For these patents, you should petition immediately to have the patent term adjustment re-calulated.
So, what does this mean for patents issued more than two months ago?
There would appear to be three different categories of issued patents in relation to patent term adjustments:
1. Patents issued less than 2 months ago.
The final PTA determination, which is printed on the face of the patent, must be challenged within two months of the issue date.
2. Patents issued more than 2 months ago but less than 180 days ago.
If an applicant wants to appeal a patent term adjustment determination, then under the stature:
(A) An applicant dissatisfied with a determination made by the Director under paragraph (3) shall have remedy by a civil action against the Director filed in the United States District Court for the District of Columbia within 180 days after the grant of the patent.

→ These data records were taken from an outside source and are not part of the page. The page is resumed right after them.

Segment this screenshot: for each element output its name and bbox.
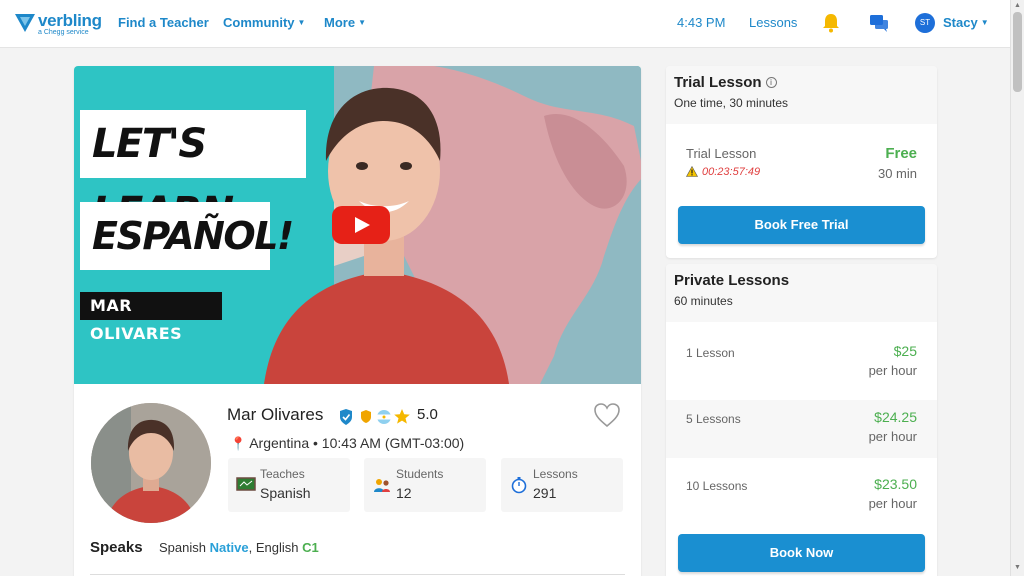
price-option-2[interactable]: 5 Lessons $24.25 per hour xyxy=(666,400,937,458)
chevron-down-icon: ▼ xyxy=(980,18,989,27)
price-option-3[interactable]: 10 Lessons $23.50 per hour xyxy=(666,466,937,524)
stat-lessons-value: 291 xyxy=(533,485,557,501)
video-title-line-3: MAR OLIVARES xyxy=(80,292,222,343)
language-english: English xyxy=(255,540,299,555)
trial-title-text: Trial Lesson xyxy=(674,74,762,91)
warning-icon xyxy=(686,166,698,177)
stat-teaches: Teaches Spanish xyxy=(228,458,350,512)
nav-community-label: Community xyxy=(223,15,295,30)
language-spanish: Spanish xyxy=(159,540,206,555)
current-time: 4:43 PM xyxy=(677,15,726,30)
language-separator: , xyxy=(248,540,256,555)
stat-students-value: 12 xyxy=(396,485,412,501)
price-option-1[interactable]: 1 Lesson $25 per hour xyxy=(666,322,937,388)
teacher-avatar xyxy=(91,403,211,523)
user-name: Stacy xyxy=(943,15,978,30)
professional-badge-icon xyxy=(361,410,371,423)
chat-icon[interactable] xyxy=(869,13,889,33)
user-menu[interactable]: Stacy ▼ xyxy=(943,15,989,30)
teacher-name: Mar Olivares xyxy=(227,405,324,424)
teacher-profile-card: LET'S LEARN ESPAÑOL! MAR OLIVARES Mar Ol… xyxy=(74,66,641,576)
chalkboard-icon xyxy=(236,477,256,491)
verbling-logo-icon xyxy=(15,14,35,32)
countdown-text: 00:23:57:49 xyxy=(702,166,761,178)
verbling-logo[interactable]: verbling a Chegg service xyxy=(14,10,104,38)
private-lessons-card: Private Lessons 60 minutes 1 Lesson $25 … xyxy=(666,264,937,576)
location-text: Argentina • 10:43 AM (GMT-03:00) xyxy=(249,435,465,451)
teacher-portrait-image xyxy=(91,403,211,523)
play-button-icon[interactable] xyxy=(332,206,390,244)
price-option-label: 5 Lessons xyxy=(686,412,741,426)
price-option-label: 1 Lesson xyxy=(686,346,735,360)
students-icon xyxy=(374,479,390,492)
teacher-location: 📍 Argentina • 10:43 AM (GMT-03:00) xyxy=(230,435,464,452)
languages-spoken: Spanish Native, English C1 xyxy=(159,540,319,555)
stat-lessons-label: Lessons xyxy=(533,467,578,481)
teacher-rating: 5.0 xyxy=(417,406,438,423)
book-now-button[interactable]: Book Now xyxy=(678,534,925,572)
location-pin-icon: 📍 xyxy=(230,436,247,451)
user-avatar[interactable]: ST xyxy=(915,13,935,33)
nav-more[interactable]: More ▼ xyxy=(324,15,366,30)
video-title-line-2: ESPAÑOL! xyxy=(80,202,294,270)
nav-community[interactable]: Community ▼ xyxy=(223,15,305,30)
nav-lessons[interactable]: Lessons xyxy=(749,15,797,30)
private-card-title: Private Lessons xyxy=(674,272,790,289)
divider xyxy=(90,574,625,575)
trial-row-label: Trial Lesson xyxy=(686,146,757,161)
private-card-header: Private Lessons 60 minutes xyxy=(666,264,937,322)
price-option-per: per hour xyxy=(868,429,917,444)
stat-students: Students 12 xyxy=(364,458,486,512)
bell-icon[interactable] xyxy=(822,13,840,33)
stopwatch-icon xyxy=(511,477,527,494)
trial-price: Free xyxy=(885,145,917,162)
price-option-label: 10 Lessons xyxy=(686,479,748,493)
stat-lessons: Lessons 291 xyxy=(501,458,623,512)
chevron-down-icon: ▼ xyxy=(358,18,366,27)
price-option-per: per hour xyxy=(868,363,917,378)
intro-video[interactable]: LET'S LEARN ESPAÑOL! MAR OLIVARES xyxy=(74,66,641,384)
argentina-flag-icon xyxy=(377,410,391,424)
teacher-badges xyxy=(340,409,410,425)
trial-countdown: 00:23:57:49 xyxy=(686,166,760,178)
scrollbar[interactable]: ▲ ▼ xyxy=(1010,0,1024,576)
price-option-price: $25 xyxy=(893,343,917,359)
trial-lesson-card: Trial Lesson i One time, 30 minutes Trial… xyxy=(666,66,937,258)
logo-text: verbling xyxy=(38,11,102,30)
scroll-down-icon[interactable]: ▼ xyxy=(1014,564,1021,571)
nav-find-teacher[interactable]: Find a Teacher xyxy=(118,15,209,30)
chevron-down-icon: ▼ xyxy=(297,18,306,27)
scroll-thumb[interactable] xyxy=(1013,12,1022,92)
book-free-trial-button[interactable]: Book Free Trial xyxy=(678,206,925,244)
private-card-subtitle: 60 minutes xyxy=(674,294,733,308)
trial-duration: 30 min xyxy=(877,166,917,181)
trial-card-header: Trial Lesson i One time, 30 minutes xyxy=(666,66,937,124)
trial-card-subtitle: One time, 30 minutes xyxy=(674,96,789,110)
star-icon xyxy=(394,409,410,424)
speaks-label: Speaks xyxy=(90,539,143,556)
stat-teaches-value: Spanish xyxy=(260,485,311,501)
price-option-price: $23.50 xyxy=(874,476,917,492)
verified-badge-icon xyxy=(340,409,352,425)
scroll-up-icon[interactable]: ▲ xyxy=(1014,2,1021,9)
stat-students-label: Students xyxy=(396,467,444,481)
top-nav: verbling a Chegg service Find a Teacher … xyxy=(0,0,1010,48)
level-native: Native xyxy=(209,540,249,555)
price-option-per: per hour xyxy=(868,496,917,511)
price-option-price: $24.25 xyxy=(874,409,917,425)
logo-subtext: a Chegg service xyxy=(38,29,89,36)
info-icon[interactable]: i xyxy=(765,77,777,88)
video-title-line-1: LET'S LEARN xyxy=(80,110,306,235)
level-c1: C1 xyxy=(302,540,319,555)
stat-teaches-label: Teaches xyxy=(260,467,305,481)
favorite-heart-icon[interactable] xyxy=(593,402,621,428)
nav-more-label: More xyxy=(324,15,356,30)
trial-card-title: Trial Lesson i xyxy=(674,74,929,91)
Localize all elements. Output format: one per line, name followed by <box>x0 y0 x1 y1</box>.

3. Patents issued more than 180 days ago.
The 180-day time period to bring the action under the statute is absolute and cannot be petitioned. Therefore, applicants would appear to need to appeal to the DC District Court under the Administrative Procedure Act within 180 days of issuance in order to have previous determinations set aside.
Generally, the district court has no jurisdiction to take an appeal unless the applicant perfected its administrative remedies before the USPTO, i.e., the applicant must have unsuccessfully petitioned for PTA correction from the USPTO under Rule 1.705(b), (c), and/or (d), but these wouldn’t seem to apply in this case.
So, what do you think? It would seem for patents in the last category, it may be worth petitioning first on the grounds of USPTO error in its misapplication of the rules and, barring that, filing suit in the DC District Court. If they won’t/can’t take up the matter due to the statute, then it would seem that only the legislature could intervene. Will this require an act of Congress?